State racing clock to avoid loss of millions in federal special-ed funds

Mimi Stewart

Clyde Mueller / The New Mexican

Sen. Mimi Stewart, D-Albuquerque, at her seat on the New Mexico senate floor Monday. The senator says she is “very frustrated that they [PED] think they have solved everything” needed to prevent the loss of at least $34 million in federal special-education funding, “but the United States Department of Education is not willing to say anything about it.”

Time and money are both running out as state education officials try to broker a deal with the U.S. government by the end of the legislative session, at noon Thursday, to prevent the loss of at least $34 million in federal funding for special-education programs.

The pact, which state Public Education Secretary Hanna Skandera said she negotiated with the U.S. Department of Education earlier this month, calls for the state to invest an additional $9 million a year over the next five years — $45 million in all — into its special-education programs in lieu of future federal grant cuts. The state faces the funding cuts as a penalty for failing to invest enough of its own money in the programs in years past.

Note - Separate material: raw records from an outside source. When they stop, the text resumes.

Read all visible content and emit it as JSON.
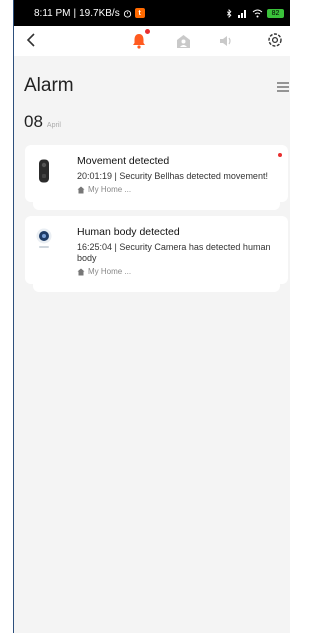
{
  "statusbar": {
    "time": "8:11 PM",
    "speed": "19.7KB/s",
    "battery": "82"
  },
  "topbar": {
    "back_icon": "chevron-left-icon",
    "tabs": [
      "bell-icon",
      "home-person-icon",
      "speaker-icon"
    ],
    "settings_icon": "gear-icon"
  },
  "page": {
    "title": "Alarm",
    "menu_icon": "filter-menu-icon"
  },
  "date_group": {
    "day": "08",
    "month": "April"
  },
  "alarms": [
    {
      "title": "Movement detected",
      "description": "20:01:19 | Security Bellhas detected movement!",
      "location": "My Home ...",
      "unread": true,
      "device": "doorbell"
    },
    {
      "title": "Human body detected",
      "description": "16:25:04 | Security Camera has detected human body",
      "location": "My Home ...",
      "unread": false,
      "device": "camera"
    }
  ],
  "colors": {
    "accent": "#ff5a1f",
    "unread_dot": "#e82f2f",
    "background": "#f4f4f4"
  }
}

To make the deal stick, before the session ends, the state Legislature would have to approve the release of the first year’s payment of $9 million from a fund that lawmakers set aside in preparation for a worst-case scenario. But there’s only $16 million left in that contingency fund, as lawmakers have “swept away” some $36 million to help balance the state budget for the coming fiscal year.

Complicating the matter further, details on the agreement remain unclear — lawmakers from both parties say they haven’t seen them — and federal Education Department officials have not confirmed the deal.

“I can’t commit future legislators or future executives to that type of a deal without seeing a formal agreement,” Rep. Jimmie Hall, R-Albuquerque, said Tuesday. He said the dwindling contingency fund means “we have the $9 million for the first year and go a long way toward covering the second year.”

Last week, a spokesman for the U.S. Department of Education said he couldn’t confirm anything about the deal beyond saying, “This matter is pending litigation, and we do not comment on matters pending litigation.” He didn’t respond to a follow-up email queryTuesday.

“I am very frustrated that they [PED] thinks they have solved everything, but the United States Department of Education is not willing to say anything about it,” said state Sen. Mimi Stewart, D-Albuquerque. “That means that the deal is not really done.”

Stewart said Monday that she discovered the deal includes a commitment of an additional $3 million per year from the state to maintain federal funding standards, making it a $60 million investment over five years. But a spokesperson for the state Public Education Department said Tuesday that the agreement would allow the state to pull that $3 million from the extra $9 million investment.

At stake is the potential loss of at least $34 million in future federal funding due to at least two violations of the federal government’s special-education grant requirements. The federal dollars augment state dollars for programs that serve nearly 50,000 special-education students across New Mexico. The U.S. government requires states to contribute a certain amount of their own money to receive the special-education grants, but if a state fails to do that, it may receive decreased federal funding for those services in the future.

Dating back to the end of Gov. Bill Richardson’s administration, the New Mexico Public Education Department did not keep up with those federal funding requirements in fiscal years 2010, 2011 and 2012, falling short by more than $100 million total over the three years.

The U.S. Department of Education did grant New Mexico some flexibility by approving a request for a waiver from the grant requirements for fiscal year 2010. New Mexico maintains that given the financial situation the state is facing, it has the right to reduce its own special-education expenditures.

But in the spring of 2014, federal appeals Judge Richard O’Hair said he did not concur with the state’s reasoning, and last October, former U.S. Education Secretary Arne Duncan affirmed O’Hair’s ruling.

Stewart said she feels the Public Education Department “jumped the gun” on announcing the deal.

“It’s a very messy, ‘what is it?’ contract. I just don’t trust the PED anymore,” she said.